The first prototype was a blowback-operated job firing from the closed-bolt position with a hammer/firing pin assembly based on the one used in the FAL rifle, a pretty much expected, time-saving solution from a long-time manufacturer of that 7.62x51mm rifle, from which the raked pistol grip and firing mechanism housing (i.e., lower receiver) were also hereditary. A three-round burst facility was added to the fire-selector, not exactly because it was needed, but rather because it was available at the research department shop (it had been developed and manufactured for a side-requirement involving 5.56x45mm rifles). The housing for the 30-round magazine, resized from a .45 ACP unit of a local INA M.B.50/M953 submachine gun, was somewhat ahead of the trigger guard, a small blade at the lower rear end being pressed inwards to actuate the release action.

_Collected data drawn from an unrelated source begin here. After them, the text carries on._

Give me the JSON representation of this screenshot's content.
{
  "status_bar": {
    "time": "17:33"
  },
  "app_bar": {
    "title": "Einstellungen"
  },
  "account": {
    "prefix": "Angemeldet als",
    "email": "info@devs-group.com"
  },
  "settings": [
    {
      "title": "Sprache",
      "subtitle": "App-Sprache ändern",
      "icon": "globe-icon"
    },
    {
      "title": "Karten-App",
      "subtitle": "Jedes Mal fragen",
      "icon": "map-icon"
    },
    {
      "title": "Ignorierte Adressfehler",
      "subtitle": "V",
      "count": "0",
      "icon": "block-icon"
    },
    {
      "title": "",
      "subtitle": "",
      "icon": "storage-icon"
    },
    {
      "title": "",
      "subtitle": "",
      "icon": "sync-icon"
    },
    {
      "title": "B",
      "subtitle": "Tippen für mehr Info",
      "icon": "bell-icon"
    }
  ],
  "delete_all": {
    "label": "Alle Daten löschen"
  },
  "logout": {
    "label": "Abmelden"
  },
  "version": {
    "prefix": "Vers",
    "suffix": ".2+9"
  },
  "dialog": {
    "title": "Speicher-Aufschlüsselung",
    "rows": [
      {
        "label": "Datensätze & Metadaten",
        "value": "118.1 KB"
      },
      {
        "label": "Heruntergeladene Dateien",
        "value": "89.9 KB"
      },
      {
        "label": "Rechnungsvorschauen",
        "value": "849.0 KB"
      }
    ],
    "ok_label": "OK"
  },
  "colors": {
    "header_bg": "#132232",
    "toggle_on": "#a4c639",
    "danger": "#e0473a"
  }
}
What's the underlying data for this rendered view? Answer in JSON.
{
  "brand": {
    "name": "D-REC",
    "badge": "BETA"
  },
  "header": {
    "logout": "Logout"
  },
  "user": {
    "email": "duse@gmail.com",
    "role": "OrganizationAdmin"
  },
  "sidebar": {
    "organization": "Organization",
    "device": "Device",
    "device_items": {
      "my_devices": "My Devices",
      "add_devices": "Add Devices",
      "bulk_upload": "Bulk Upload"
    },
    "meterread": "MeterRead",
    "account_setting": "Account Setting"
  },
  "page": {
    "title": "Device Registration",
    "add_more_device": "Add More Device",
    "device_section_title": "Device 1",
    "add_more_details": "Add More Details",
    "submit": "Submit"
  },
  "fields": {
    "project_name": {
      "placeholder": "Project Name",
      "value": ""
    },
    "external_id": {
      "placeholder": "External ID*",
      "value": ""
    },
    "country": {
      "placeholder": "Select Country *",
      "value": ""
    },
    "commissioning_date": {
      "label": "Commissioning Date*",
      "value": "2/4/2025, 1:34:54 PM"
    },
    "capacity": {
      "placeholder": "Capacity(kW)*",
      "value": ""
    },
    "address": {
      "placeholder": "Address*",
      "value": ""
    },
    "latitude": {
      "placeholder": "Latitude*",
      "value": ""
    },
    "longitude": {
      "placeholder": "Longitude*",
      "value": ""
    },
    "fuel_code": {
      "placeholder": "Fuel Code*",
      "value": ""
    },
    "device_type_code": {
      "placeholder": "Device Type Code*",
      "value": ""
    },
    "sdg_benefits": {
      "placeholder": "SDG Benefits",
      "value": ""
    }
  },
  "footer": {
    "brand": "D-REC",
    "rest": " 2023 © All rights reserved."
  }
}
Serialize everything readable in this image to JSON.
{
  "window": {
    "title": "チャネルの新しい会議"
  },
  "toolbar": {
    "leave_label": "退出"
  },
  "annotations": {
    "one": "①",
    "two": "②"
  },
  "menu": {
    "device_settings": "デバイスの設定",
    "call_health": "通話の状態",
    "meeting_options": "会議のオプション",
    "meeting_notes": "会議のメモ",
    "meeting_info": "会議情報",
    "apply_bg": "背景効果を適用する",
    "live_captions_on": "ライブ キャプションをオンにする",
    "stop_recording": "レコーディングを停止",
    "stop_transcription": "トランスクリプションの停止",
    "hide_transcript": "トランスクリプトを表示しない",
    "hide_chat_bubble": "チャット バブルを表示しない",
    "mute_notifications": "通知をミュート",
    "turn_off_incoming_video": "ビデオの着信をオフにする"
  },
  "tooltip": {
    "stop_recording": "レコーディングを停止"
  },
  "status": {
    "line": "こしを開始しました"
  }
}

The retractable stock was a no-frills wire unit of the type somewhat immortalized by the U.S. M3/M3A1 “Grease Gun” of WWII fame and that has frequently appeared in SMGs everywhere when low-cost and simplicity are design parameters. Another cost-saving item was the cylindrical bolt, which was lathe-turned rather than squared up. The side-mounted charging handle could be optionally field-changed to either the right or left position.
The flip-type rear sight, protected by side ears, came straight from a FAL, the same being the case of the hood-protected front sight post, this being mounted on a slightly-elevated base. Sight radius was 310mm. In addition to that, the subgun had a raised, carry handle-type structure with a railed top for add-on items. It is recorded that this gun worked flawlessly during the in-house test program, including having been feed with large amounts of +P rounds.
Basic specifications of this “01” (my designation) prototype included a 135mm suppressor-ready (threaded) barrel, an empty weight of 3.2kg, and an overall length of 655mm (450mm, stock retracted).